Het voorgaande betekent dat de vraag of hij zijn hoofdverblijf al dan niet in de woning heeft gehad onbeantwoord kan blijven.
Proceskosten
5.13.
[gedaagde] is grotendeels in het ongelijk gesteld en moet daarom de proceskosten (inclusief nakosten) betalen.

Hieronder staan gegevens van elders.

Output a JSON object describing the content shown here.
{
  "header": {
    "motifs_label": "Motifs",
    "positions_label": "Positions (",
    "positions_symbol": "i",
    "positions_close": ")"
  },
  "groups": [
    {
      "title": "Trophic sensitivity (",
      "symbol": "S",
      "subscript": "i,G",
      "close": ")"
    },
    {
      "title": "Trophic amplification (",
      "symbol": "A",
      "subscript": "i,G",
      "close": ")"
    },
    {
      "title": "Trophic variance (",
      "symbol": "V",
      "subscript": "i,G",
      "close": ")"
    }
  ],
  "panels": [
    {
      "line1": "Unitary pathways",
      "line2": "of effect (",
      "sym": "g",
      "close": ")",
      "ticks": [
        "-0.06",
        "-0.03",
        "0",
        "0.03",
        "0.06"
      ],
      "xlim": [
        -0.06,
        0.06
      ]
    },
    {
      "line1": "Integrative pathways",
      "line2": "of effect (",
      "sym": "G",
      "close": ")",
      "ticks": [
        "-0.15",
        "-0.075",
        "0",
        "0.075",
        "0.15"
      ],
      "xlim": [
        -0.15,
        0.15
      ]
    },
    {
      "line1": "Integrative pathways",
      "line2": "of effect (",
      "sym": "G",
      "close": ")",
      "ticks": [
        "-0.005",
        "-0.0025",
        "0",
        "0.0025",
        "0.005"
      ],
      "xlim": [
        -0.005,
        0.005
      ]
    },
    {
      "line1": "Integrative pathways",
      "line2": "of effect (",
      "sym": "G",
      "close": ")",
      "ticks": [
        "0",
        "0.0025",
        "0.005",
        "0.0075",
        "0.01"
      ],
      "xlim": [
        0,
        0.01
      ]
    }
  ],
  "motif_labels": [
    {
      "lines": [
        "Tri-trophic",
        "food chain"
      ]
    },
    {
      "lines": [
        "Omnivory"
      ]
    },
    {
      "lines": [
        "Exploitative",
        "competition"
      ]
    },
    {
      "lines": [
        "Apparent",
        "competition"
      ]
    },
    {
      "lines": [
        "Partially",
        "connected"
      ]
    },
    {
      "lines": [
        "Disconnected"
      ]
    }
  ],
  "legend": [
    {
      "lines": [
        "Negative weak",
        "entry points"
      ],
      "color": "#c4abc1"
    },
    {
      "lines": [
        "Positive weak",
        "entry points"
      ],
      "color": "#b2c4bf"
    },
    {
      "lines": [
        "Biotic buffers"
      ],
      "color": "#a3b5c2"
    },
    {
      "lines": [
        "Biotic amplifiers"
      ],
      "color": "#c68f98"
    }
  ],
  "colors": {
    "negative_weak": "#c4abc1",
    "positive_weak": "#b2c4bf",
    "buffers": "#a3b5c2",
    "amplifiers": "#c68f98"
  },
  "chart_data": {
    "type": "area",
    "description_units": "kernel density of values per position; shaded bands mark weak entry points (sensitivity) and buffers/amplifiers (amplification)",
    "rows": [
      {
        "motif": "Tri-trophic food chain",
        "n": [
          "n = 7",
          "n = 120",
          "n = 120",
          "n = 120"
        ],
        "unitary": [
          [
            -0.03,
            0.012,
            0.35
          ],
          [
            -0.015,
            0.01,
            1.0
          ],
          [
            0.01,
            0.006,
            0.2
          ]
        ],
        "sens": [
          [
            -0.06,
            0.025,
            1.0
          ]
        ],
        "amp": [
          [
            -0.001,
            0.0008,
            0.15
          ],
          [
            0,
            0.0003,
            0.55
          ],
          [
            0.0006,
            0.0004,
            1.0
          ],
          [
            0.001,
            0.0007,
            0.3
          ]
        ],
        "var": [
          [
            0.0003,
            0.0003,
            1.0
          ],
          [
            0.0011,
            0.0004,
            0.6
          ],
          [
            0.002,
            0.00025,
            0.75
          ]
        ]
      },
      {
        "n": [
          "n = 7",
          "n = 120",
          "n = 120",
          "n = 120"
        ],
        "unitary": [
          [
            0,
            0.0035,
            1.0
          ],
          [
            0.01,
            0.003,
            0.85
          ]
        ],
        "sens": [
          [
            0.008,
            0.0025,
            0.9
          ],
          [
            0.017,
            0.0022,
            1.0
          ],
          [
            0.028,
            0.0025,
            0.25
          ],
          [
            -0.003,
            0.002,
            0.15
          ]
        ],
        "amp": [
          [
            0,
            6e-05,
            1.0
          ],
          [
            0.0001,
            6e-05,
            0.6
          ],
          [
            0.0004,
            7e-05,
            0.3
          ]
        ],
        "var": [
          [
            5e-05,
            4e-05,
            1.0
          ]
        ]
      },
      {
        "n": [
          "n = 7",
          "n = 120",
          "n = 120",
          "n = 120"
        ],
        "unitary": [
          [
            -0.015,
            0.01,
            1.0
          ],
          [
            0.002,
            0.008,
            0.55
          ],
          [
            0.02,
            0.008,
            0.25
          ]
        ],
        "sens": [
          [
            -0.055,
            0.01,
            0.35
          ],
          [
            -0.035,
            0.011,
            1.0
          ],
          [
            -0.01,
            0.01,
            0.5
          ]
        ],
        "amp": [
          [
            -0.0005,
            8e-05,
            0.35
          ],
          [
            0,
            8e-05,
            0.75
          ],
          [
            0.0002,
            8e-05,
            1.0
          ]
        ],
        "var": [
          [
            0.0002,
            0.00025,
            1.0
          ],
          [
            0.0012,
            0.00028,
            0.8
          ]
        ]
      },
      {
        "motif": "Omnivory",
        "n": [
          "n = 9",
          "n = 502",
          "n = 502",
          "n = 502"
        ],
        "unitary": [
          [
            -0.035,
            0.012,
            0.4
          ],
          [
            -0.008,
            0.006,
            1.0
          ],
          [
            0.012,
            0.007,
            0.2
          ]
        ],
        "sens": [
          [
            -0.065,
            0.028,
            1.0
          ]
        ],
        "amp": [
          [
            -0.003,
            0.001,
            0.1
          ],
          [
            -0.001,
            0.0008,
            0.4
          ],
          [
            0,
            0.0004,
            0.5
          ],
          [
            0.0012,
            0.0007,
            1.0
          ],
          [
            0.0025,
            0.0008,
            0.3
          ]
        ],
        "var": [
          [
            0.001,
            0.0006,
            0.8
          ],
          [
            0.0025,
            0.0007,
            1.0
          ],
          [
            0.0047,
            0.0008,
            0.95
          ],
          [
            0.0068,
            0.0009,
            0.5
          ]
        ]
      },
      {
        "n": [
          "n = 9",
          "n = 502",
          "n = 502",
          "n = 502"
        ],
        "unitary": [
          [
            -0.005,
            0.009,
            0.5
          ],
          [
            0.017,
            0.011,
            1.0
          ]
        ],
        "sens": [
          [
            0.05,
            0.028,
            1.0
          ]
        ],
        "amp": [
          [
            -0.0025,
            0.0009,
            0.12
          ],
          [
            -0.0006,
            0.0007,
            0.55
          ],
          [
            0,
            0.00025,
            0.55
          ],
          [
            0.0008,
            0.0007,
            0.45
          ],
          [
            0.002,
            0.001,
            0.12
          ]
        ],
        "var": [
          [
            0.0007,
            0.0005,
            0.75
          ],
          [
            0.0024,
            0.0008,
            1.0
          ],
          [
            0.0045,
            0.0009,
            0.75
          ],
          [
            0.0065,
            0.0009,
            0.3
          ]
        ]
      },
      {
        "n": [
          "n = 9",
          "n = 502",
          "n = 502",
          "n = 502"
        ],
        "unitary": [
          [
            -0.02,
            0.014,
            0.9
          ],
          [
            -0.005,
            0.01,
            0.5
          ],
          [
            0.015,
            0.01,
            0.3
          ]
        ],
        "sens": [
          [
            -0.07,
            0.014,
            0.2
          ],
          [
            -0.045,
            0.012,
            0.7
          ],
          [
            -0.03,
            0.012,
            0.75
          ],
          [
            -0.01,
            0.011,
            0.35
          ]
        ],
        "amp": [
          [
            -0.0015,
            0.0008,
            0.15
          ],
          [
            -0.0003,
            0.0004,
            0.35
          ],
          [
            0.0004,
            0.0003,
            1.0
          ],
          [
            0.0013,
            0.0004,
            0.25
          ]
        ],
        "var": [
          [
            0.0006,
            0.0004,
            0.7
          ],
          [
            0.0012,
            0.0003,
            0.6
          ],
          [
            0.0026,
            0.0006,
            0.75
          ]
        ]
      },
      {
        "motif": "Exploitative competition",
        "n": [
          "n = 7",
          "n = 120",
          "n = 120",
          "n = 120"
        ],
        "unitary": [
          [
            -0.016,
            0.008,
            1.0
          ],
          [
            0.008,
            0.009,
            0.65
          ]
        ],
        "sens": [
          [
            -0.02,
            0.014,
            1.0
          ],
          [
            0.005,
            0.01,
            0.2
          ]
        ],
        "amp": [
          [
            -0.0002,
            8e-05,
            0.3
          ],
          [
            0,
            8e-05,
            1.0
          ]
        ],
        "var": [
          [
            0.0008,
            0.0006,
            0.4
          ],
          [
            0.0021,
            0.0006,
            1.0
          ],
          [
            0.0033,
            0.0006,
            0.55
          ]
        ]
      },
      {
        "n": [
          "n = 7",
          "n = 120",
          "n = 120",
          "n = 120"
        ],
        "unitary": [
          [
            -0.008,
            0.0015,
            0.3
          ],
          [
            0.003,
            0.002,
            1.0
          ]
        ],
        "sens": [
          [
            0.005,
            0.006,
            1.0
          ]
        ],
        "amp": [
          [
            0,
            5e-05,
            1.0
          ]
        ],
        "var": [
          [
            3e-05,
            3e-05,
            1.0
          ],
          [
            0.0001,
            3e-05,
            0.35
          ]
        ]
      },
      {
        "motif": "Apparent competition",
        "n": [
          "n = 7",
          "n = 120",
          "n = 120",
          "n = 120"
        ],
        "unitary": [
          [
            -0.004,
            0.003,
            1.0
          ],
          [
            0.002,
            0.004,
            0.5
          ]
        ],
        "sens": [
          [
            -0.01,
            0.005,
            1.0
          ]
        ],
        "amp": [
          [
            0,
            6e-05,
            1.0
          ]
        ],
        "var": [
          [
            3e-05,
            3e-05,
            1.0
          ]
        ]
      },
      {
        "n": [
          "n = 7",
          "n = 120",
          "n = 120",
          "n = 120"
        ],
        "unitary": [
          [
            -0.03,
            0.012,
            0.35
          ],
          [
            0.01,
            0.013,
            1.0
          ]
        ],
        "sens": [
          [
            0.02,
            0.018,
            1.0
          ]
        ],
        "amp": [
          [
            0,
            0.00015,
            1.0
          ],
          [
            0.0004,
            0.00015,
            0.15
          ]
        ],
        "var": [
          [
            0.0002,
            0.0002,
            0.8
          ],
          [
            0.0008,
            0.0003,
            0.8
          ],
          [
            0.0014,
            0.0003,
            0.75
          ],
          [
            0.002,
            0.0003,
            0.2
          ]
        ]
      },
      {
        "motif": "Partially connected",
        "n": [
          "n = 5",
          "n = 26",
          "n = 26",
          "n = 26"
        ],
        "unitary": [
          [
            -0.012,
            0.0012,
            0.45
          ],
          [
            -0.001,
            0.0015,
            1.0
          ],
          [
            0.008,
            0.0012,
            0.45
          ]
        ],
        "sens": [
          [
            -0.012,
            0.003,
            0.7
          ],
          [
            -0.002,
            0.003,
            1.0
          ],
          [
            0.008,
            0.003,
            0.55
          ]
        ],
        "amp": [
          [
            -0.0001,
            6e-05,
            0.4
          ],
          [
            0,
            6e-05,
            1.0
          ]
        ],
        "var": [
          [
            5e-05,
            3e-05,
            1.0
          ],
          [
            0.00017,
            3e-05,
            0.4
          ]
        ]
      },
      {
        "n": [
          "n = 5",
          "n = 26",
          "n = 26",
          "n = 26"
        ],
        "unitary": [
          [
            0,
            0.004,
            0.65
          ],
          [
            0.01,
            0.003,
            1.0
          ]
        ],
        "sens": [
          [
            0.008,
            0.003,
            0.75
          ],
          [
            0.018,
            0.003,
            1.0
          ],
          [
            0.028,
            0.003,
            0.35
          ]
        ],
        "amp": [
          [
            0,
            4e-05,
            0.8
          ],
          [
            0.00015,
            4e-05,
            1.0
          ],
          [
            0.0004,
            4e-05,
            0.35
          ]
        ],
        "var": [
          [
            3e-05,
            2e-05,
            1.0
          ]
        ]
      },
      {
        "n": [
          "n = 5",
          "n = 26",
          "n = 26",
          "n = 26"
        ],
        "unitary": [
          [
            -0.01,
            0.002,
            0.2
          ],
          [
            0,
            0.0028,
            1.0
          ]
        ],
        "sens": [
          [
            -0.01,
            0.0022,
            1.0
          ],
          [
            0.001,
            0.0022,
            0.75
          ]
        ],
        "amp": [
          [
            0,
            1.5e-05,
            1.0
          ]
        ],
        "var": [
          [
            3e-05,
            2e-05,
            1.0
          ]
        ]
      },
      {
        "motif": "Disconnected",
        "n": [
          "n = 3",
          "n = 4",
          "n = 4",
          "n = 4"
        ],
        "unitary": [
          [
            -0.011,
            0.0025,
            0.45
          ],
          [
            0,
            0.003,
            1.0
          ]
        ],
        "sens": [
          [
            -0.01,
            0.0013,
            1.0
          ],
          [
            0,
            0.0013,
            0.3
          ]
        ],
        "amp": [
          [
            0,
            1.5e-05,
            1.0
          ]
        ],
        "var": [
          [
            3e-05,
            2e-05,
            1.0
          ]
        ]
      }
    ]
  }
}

De proceskosten van Newomij worden begroot op:
- dagvaarding
119,40
- griffierecht
135,00
- salaris gemachtigde
408,00
(2 punten × € 204,00)
- nakosten
102,00
(plus de kosten van betekening zoals vermeld in de beslissing)
Totaal
764,40
5.14.
De gevorderde wettelijke rente over de proceskosten wordt toegewezen zoals vermeld in de beslissing.

6.De beslissing

De kantonrechter
Voor zover het betreft de vorderingen van Newomij Vastgoed en Savosa:
6.1.
wijst het gevorderde af,
Voor zover het betreft de vorderingen van Newomij-Groep:
6.2.
veroordeelt [gedaagde] om binnen veertien dagen na betekening van het vonnis de woning te ontruimen, te verlaten en verlaten te houden, aan Newomij conform het bepaalde in de huurovereenkomst op te leveren en onder afgifte van de sleutels ter vrije beschikking te stellen,
6.3.
veroordeelt [gedaagde] in de proceskosten van € 764,40, te betalen binnen veertien dagen na aanschrijving daartoe, te vermeerderen met de kosten van betekening als hij niet tijdig aan de veroordelingen voldoet en het vonnis daarna wordt betekend,
6.4.
veroordeelt [gedaagde] tot betaling van de wettelijke rente als bedoeld in artikel 6:119 BW over de proceskosten als deze niet binnen veertien dagen na aanschrijving zijn betaald,
6.5.
verklaart dit vonnis tot zover uitvoerbaar bij voorraad,
6.6.
wijst het meer of anders gevorderde af.
Dit vonnis is gewezen door mr. E. Horsthuis en in het openbaar uitgesproken door mr. A.M.S. Kuipers op 10 juli 2025.